As Skyline Technology Services, of Glen Burnie, celebrates its 10th anniversary, the company is also celebrating an expansion of a product line focused on video sharing. Skyline’s OneView video sharing solution made news headlines this year as elementary schools in Baltimore County installed a system that will make real-time security footage available to county police, as well as to the county’s Department of School Safety and Security.

“This way we can allow first responders — fire, law enforcement federal law enforcement, and others — to be able to pull up to a school that’s having an incident and allow first responders to see into the school with any type of device (a smartphone, laptop or tablet) and view video without having to install some kind of app,” said Jason Ross, Skyline’s vice president and COO. “Anyone with permission can see it.”
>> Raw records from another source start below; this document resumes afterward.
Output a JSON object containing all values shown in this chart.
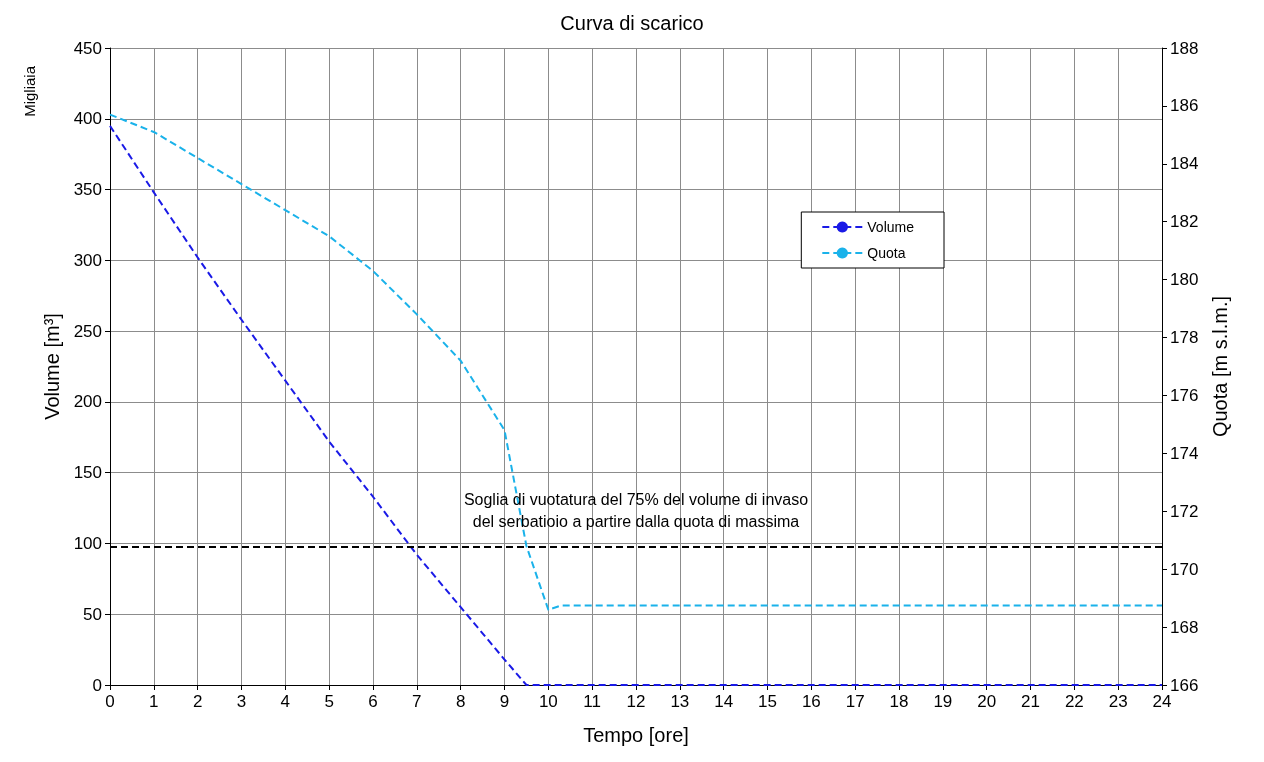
{
  "chart_data": {
    "type": "line",
    "title": "Curva di scarico",
    "xlabel": "Tempo [ore]",
    "ylabel": "Volume [m³]",
    "y2label": "Quota [m s.l.m.]",
    "annotations": [
      "Migliaia"
    ],
    "x": [
      0,
      1,
      2,
      3,
      4,
      5,
      6,
      7,
      8,
      9,
      9.5,
      10,
      10.3,
      11,
      12,
      13,
      14,
      15,
      16,
      17,
      18,
      19,
      20,
      21,
      22,
      23,
      24
    ],
    "series": [
      {
        "name": "Volume",
        "color": "#1a1ae6",
        "line_style": "dashed",
        "values": [
          395,
          348,
          302,
          258,
          215,
          172,
          133,
          92,
          55,
          18,
          0,
          0,
          0,
          0,
          0,
          0,
          0,
          0,
          0,
          0,
          0,
          0,
          0,
          0,
          0,
          0,
          0
        ]
      },
      {
        "name": "Quota",
        "color": "#1ab2ea",
        "line_style": "dashed",
        "axis": "y2",
        "x": [
          0,
          1,
          2,
          3,
          4,
          5,
          6,
          7,
          8,
          8.5,
          9,
          9.5,
          10,
          10.3,
          11,
          12,
          13,
          14,
          15,
          16,
          17,
          18,
          19,
          20,
          21,
          22,
          23,
          24
        ],
        "values": [
          185.7,
          185.1,
          184.2,
          183.3,
          182.4,
          181.5,
          180.3,
          178.8,
          177.2,
          176,
          174.8,
          170.8,
          168.6,
          168.75,
          168.75,
          168.75,
          168.75,
          168.75,
          168.75,
          168.75,
          168.75,
          168.75,
          168.75,
          168.75,
          168.75,
          168.75,
          168.75,
          168.75
        ]
      }
    ],
    "ref_lines": [
      {
        "axis": "y",
        "value": 98,
        "label": "Soglia di vuotatura del 75% del volume di invaso\ndel serbatioio a partire dalla quota di massima",
        "color": "#000000",
        "line_style": "dashed"
      }
    ],
    "xlim": [
      0,
      24
    ],
    "xticks": [
      0,
      1,
      2,
      3,
      4,
      5,
      6,
      7,
      8,
      9,
      10,
      11,
      12,
      13,
      14,
      15,
      16,
      17,
      18,
      19,
      20,
      21,
      22,
      23,
      24
    ],
    "ylim": [
      0,
      450
    ],
    "yticks": [
      0,
      50,
      100,
      150,
      200,
      250,
      300,
      350,
      400,
      450
    ],
    "y2lim": [
      166,
      188
    ],
    "y2ticks": [
      166,
      168,
      170,
      172,
      174,
      176,
      178,
      180,
      182,
      184,
      186,
      188
    ],
    "grid": true,
    "legend": "top right",
    "marker": "none"
  }
}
Skyline has also been creating networking, security, infrastructure and intelligent transit solutions for commercial, federal, state and local clients since 2004. “Any time you are watching the news and see live video of the highways and the traffic, that is a result of the type of videosharing product we build,” said Ross.

The region’s transportation agencies have hundreds of cameras on highways, intersections, ramps and portable trailers that connect back to a central location and provide video data about the conditions on the roadways. This data helps transportation engineers manage incidents.

However, access to these video streams outside a closed network used to be difficult due to security requirements and wide-ranging technologies. Skyline’s OneView allows transportation agencies to share live video streams with large groups of consumers, internal stakeholders, media and partner agencies.

The company’s location is ideal, considering its proximity to the state’s transportation hubs and seats of government, said Ross. “We are headquartered in a central location in terms of access to the highways in and between Baltimore and Annapolis.”